Bisa dibayangkan akan betapa ngerinya apabila ucapan Milan Kundera itu benar-benar terjadi. Dimana Indonesia akan menjadi bangsa tanpa identitas karena masyarakatnya yang tak mengenal budaya bangsanya sendiri. Inilah realitas tantangan peran buku ditengah perubahan modernisasi yang berjalan begitu cepat. Akan sangat menyenangkan jika perpustakaan diseluruh daerah dikemas seperti taman yang nyaman dan asyik untuk membaca. Tidak terkesan kaku dengan tumpukan-tumpukan buku yang berbaris rapi di rak.
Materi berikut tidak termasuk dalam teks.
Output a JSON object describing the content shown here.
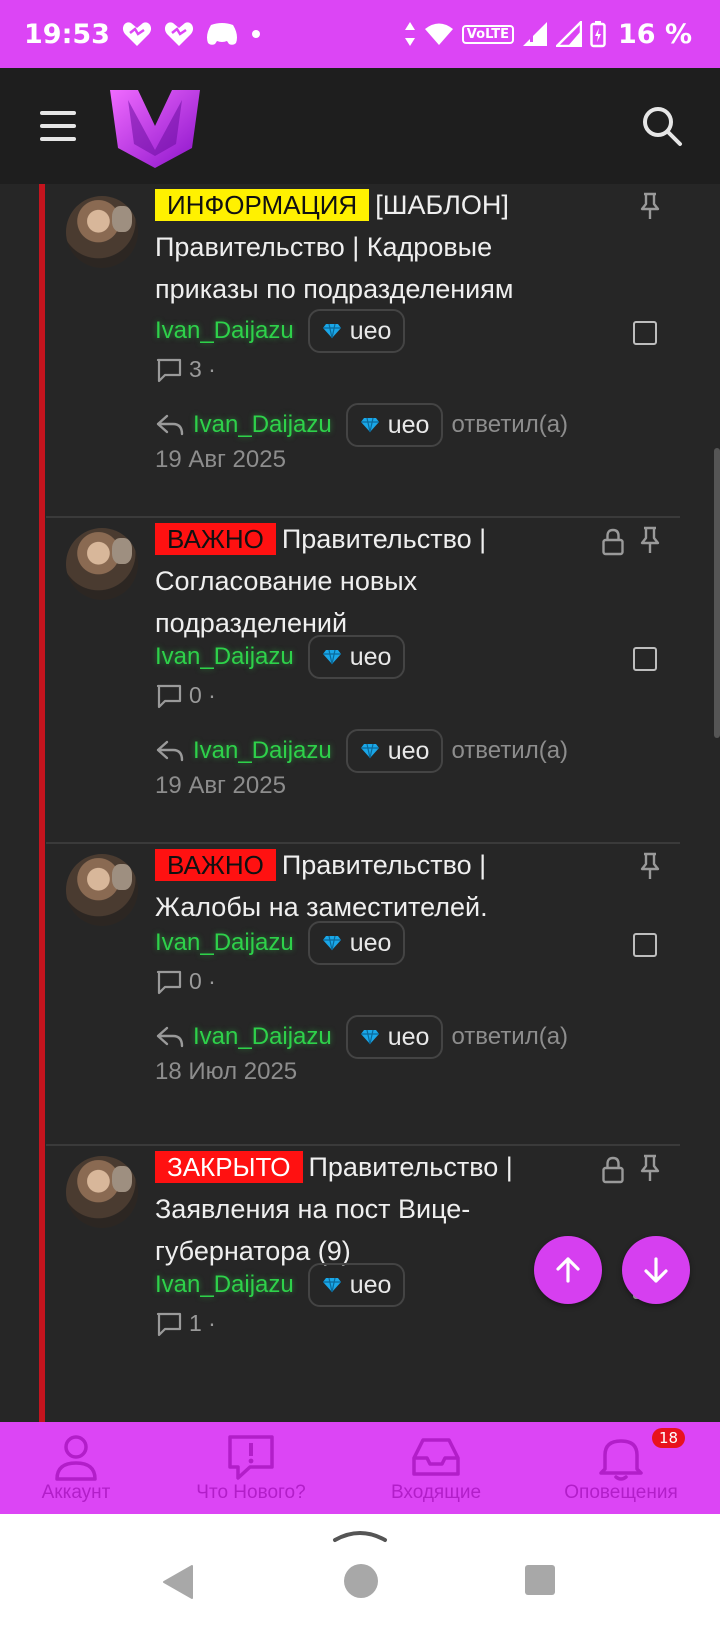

Akses membaca semakin mudah melalui internet, e-book dapat dijangkau dengan harga yang terjangkau. Harga buku cetak juga terjangkau, pembajakan buku diberantas dengan hukum yang tegas, penulis-penulis diberikan kemudahan pajak dan royalti yang mencukupi bagi penghidupan mereka. Karena tidak dapat dipungkuri adanya buku yang berkualitas karena lahirnya karya dari penulis yang berkualitas. Sedang penulis hidup bergantung dari royalti yang mereka terima.
Sehingga buku dapat diakses oleh semua lapisan masyarakat. Tidak hanya kaum terdidik atau intelektual yang tau dan mengerti akan adanya seremonial hari buku nasional. Namun semua masyarakat memiliki kesadaran bahwa membaca adalah sebuah budaya, sebuah perlawanan terhadap kebodohan dan kemiskinan. Seperti halnya Bung Hatta atau tokoh-tokoh nasional lainnya, yang menghargai keberadaan buku sebagai sumber pengetahuan untuk menjadi manusia yang seutuhnya.